This is doable using ggplot2 and reshape2. The structures you have are a little awkward, which you could improve by using a data frame instead of a matrix.
#Dummy data
average.price.at.each.timestep <- rnorm(1000, sd=0.01)
s.e.at.each.time <- rnorm(1000, sd=0.0005, mean=1)
#CIs (note you can vectorise this):
upper.c.l.at <- average.price.at.each.timestep+1.96*s.e.at.each.time
lower.c.l.at <- average.price.at.each.timestep-1.96*s.e.at.each.time
#create a data frame:
prices <- data.frame(time = 1:length(average.price.at.each.timestep), price=average.price.at.each.timestep, upperCI= upper.c.l.at, lowerCI= lower.c.l.at)
library(reshape2)
#turn the data frame into time, variable, value triplets
prices.t <- melt(prices, id.vars=c("time"))
#plot
library(ggplot2)
ggplot(prices.t, aes(time, value, colour=variable)) + geom_line()
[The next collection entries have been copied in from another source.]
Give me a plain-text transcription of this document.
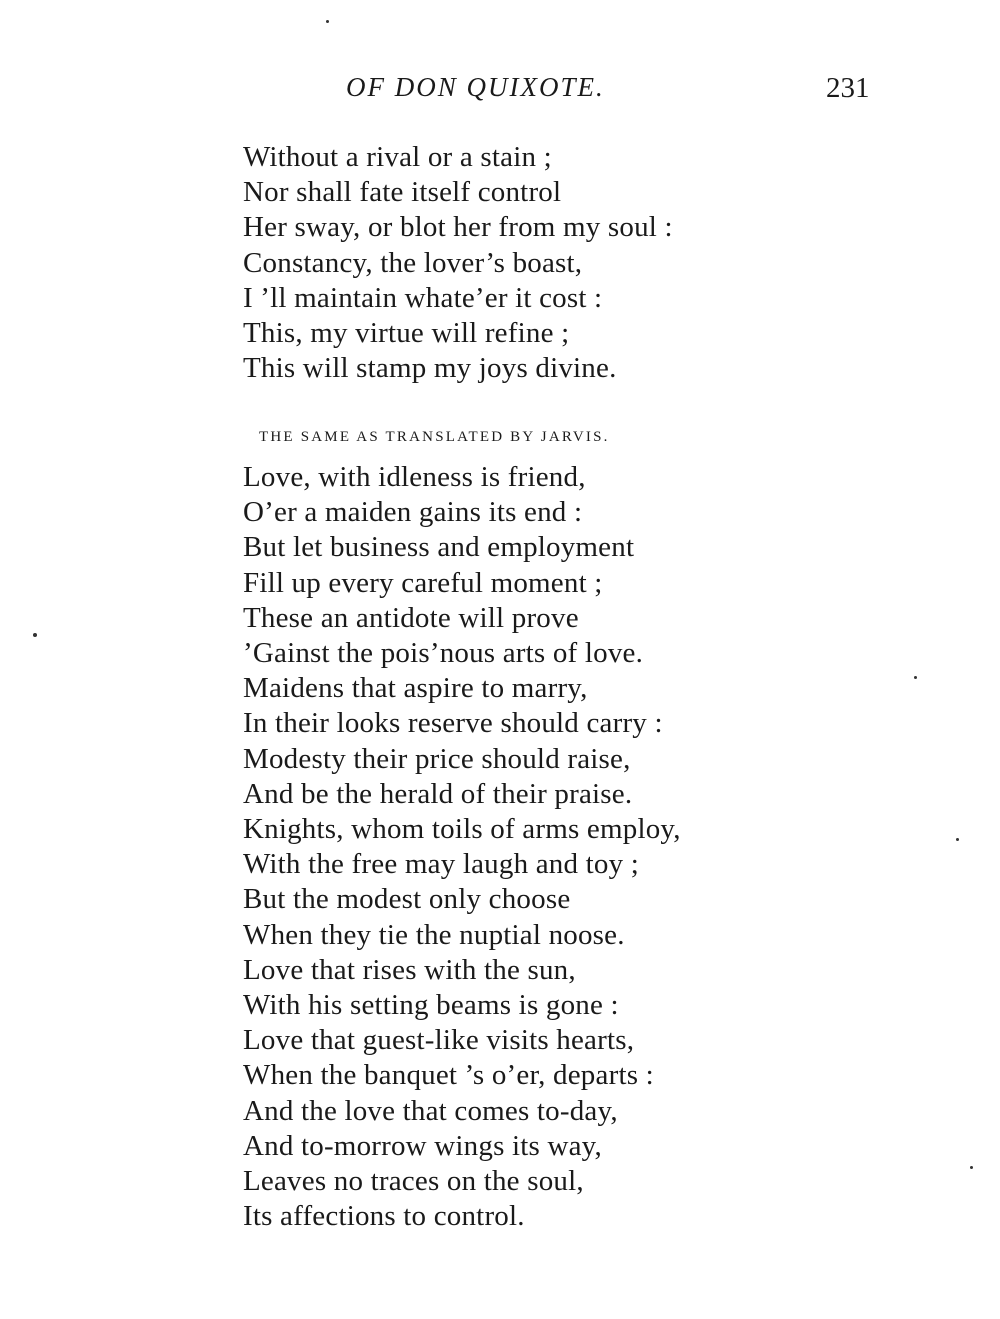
OF DON QUIXOTE.	231
Without a rival or a stain ;
Nor shall fate itself control
Her sway, or blot her from my soul :
Constancy, the lover’s boast,
I ’ll maintain whate’er it cost :
This, my virtue will refine ;
This will stamp my joys divine.
THE SAME AS TRANSLATED BY JARVIS.
Love, with idleness is friend,
O’er a maiden gains its end :
But let business and employment
Fill up every careful moment ;
These an antidote will prove
’Gainst the pois’nous arts of love.
Maidens that aspire to marry,
In their looks reserve should carry :
Modesty their price should raise,
And be the herald of their praise.
Knights, whom toils of arms employ,
With the free may laugh and toy ;
But the modest only choose
When they tie the nuptial noose.
Love that rises with the sun,
With his setting beams is gone :
Love that guest-like visits hearts,
When the banquet ’s o’er, departs :
And the love that comes to-day,
And to-morrow wings its way,
Leaves no traces on the soul,
Its affections to control.
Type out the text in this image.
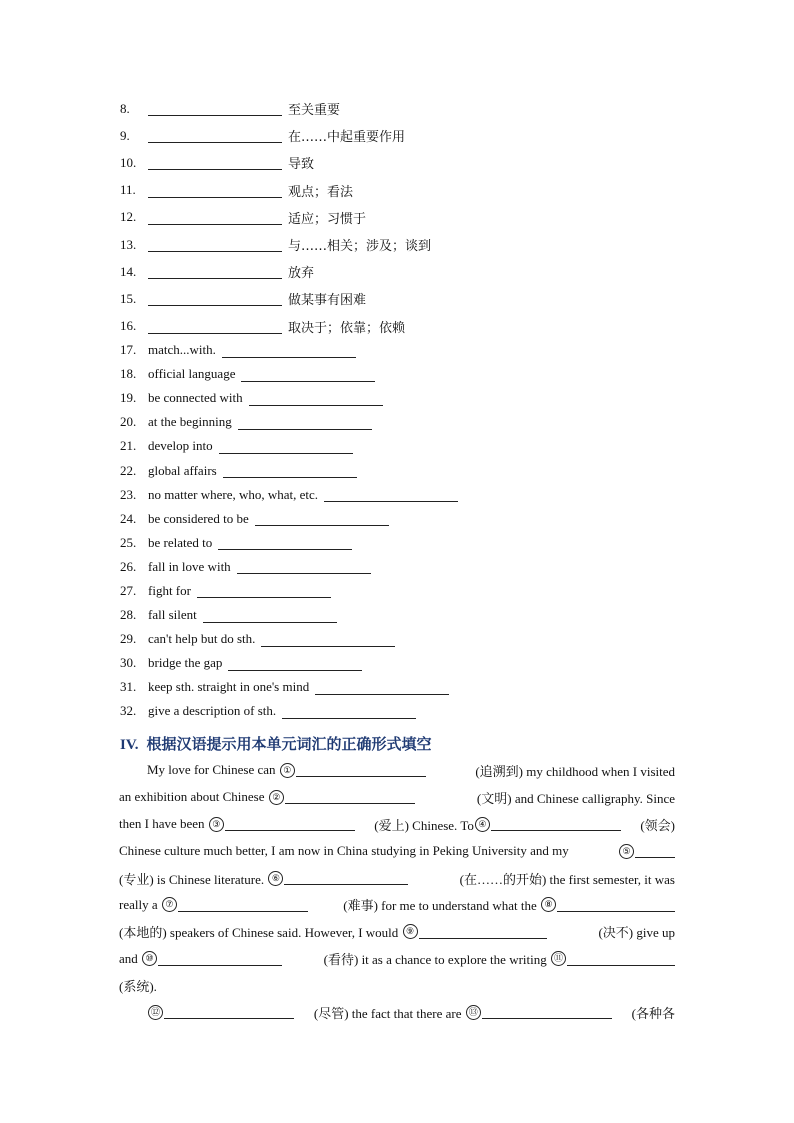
8.	至关重要
9.	在……中起重要作用
10.	导致
11.	观点；看法
12.	适应；习惯于
13.	与……相关；涉及；谈到
14.	放弃
15.	做某事有困难
16.	取决于；依靠；依赖
17. match...with.
18. official language
19. be connected with
20. at the beginning
21. develop into
22. global affairs
23. no matter where, who, what, etc.
24. be considered to be
25. be related to
26. fall in love with
27. fight for
28. fall silent
29. can't help but do sth.
30. bridge the gap
31. keep sth. straight in one's mind
32. give a description of sth.
IV. 根据汉语提示用本单元词汇的正确形式填空
My love for Chinese can
①	(追溯到) my childhood when I visited
an exhibition about Chinese
②	(文明) and Chinese calligraphy. Since
then I have been
③	(爱上) Chinese. To ④	(领会)
Chinese culture much better, I am now in China studying in Peking University and my	⑤
(专业) is Chinese literature.
⑥	(在……的开始) the first semester, it was
really a
⑦	(难事) for me to understand what the
⑧
(本地的) speakers of Chinese said. However, I would
⑨	(决不) give up
and
⑩	(看待) it as a chance to explore the writing
⑪
(系统).
⑫	(尽管) the fact that there are
⑬	(各种各
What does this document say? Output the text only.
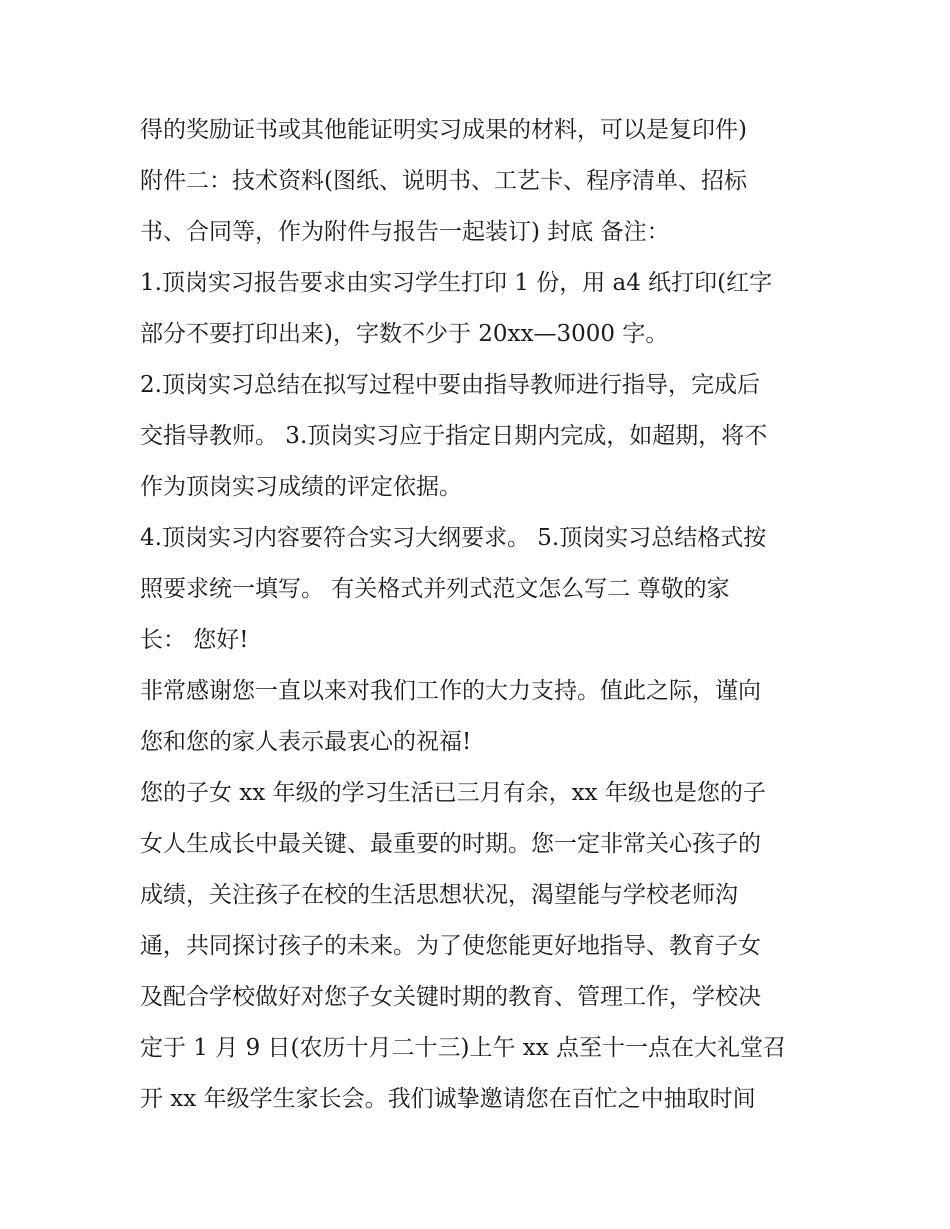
得的奖励证书或其他能证明实习成果的材料，可以是复印件)
附件二：技术资料(图纸、说明书、工艺卡、程序清单、招标
书、合同等，作为附件与报告一起装订) 封底 备注：
1.顶岗实习报告要求由实习学生打印 1 份，用 a4 纸打印(红字
部分不要打印出来)，字数不少于 20xx—3000 字。
2.顶岗实习总结在拟写过程中要由指导教师进行指导，完成后
交指导教师。 3.顶岗实习应于指定日期内完成，如超期，将不
作为顶岗实习成绩的评定依据。
4.顶岗实习内容要符合实习大纲要求。 5.顶岗实习总结格式按
照要求统一填写。 有关格式并列式范文怎么写二 尊敬的家
长： 您好!
非常感谢您一直以来对我们工作的大力支持。值此之际，谨向
您和您的家人表示最衷心的祝福!
您的子女 xx 年级的学习生活已三月有余，xx 年级也是您的子
女人生成长中最关键、最重要的时期。您一定非常关心孩子的
成绩，关注孩子在校的生活思想状况，渴望能与学校老师沟
通，共同探讨孩子的未来。为了使您能更好地指导、教育子女
及配合学校做好对您子女关键时期的教育、管理工作，学校决
定于 1 月 9 日(农历十月二十三)上午 xx 点至十一点在大礼堂召
开 xx 年级学生家长会。我们诚挚邀请您在百忙之中抽取时间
This produces the following plot:
This can be improved somewhat by using geom_ribbon instead:
ggplot(prices, aes(time, price)) + geom_ribbon(aes(ymin=lowerCI, ymax=upperCI), alpha=0.1) + geom_line()
Which produces this plot:
Here's another, slightly different ggplot solution that does not require you to calculate the confidence limits first - ggplot does it for you.
# create sample dataset
set.seed(1) # for reproducible example
B <- matrix(rnorm(1000,mean=rep(10+1:10/2,each=10)),nc=10)
library(ggplot2)
library(reshape2) # for melt(...)
gg <- melt(data.frame(date=1:nrow(B),B), id="date")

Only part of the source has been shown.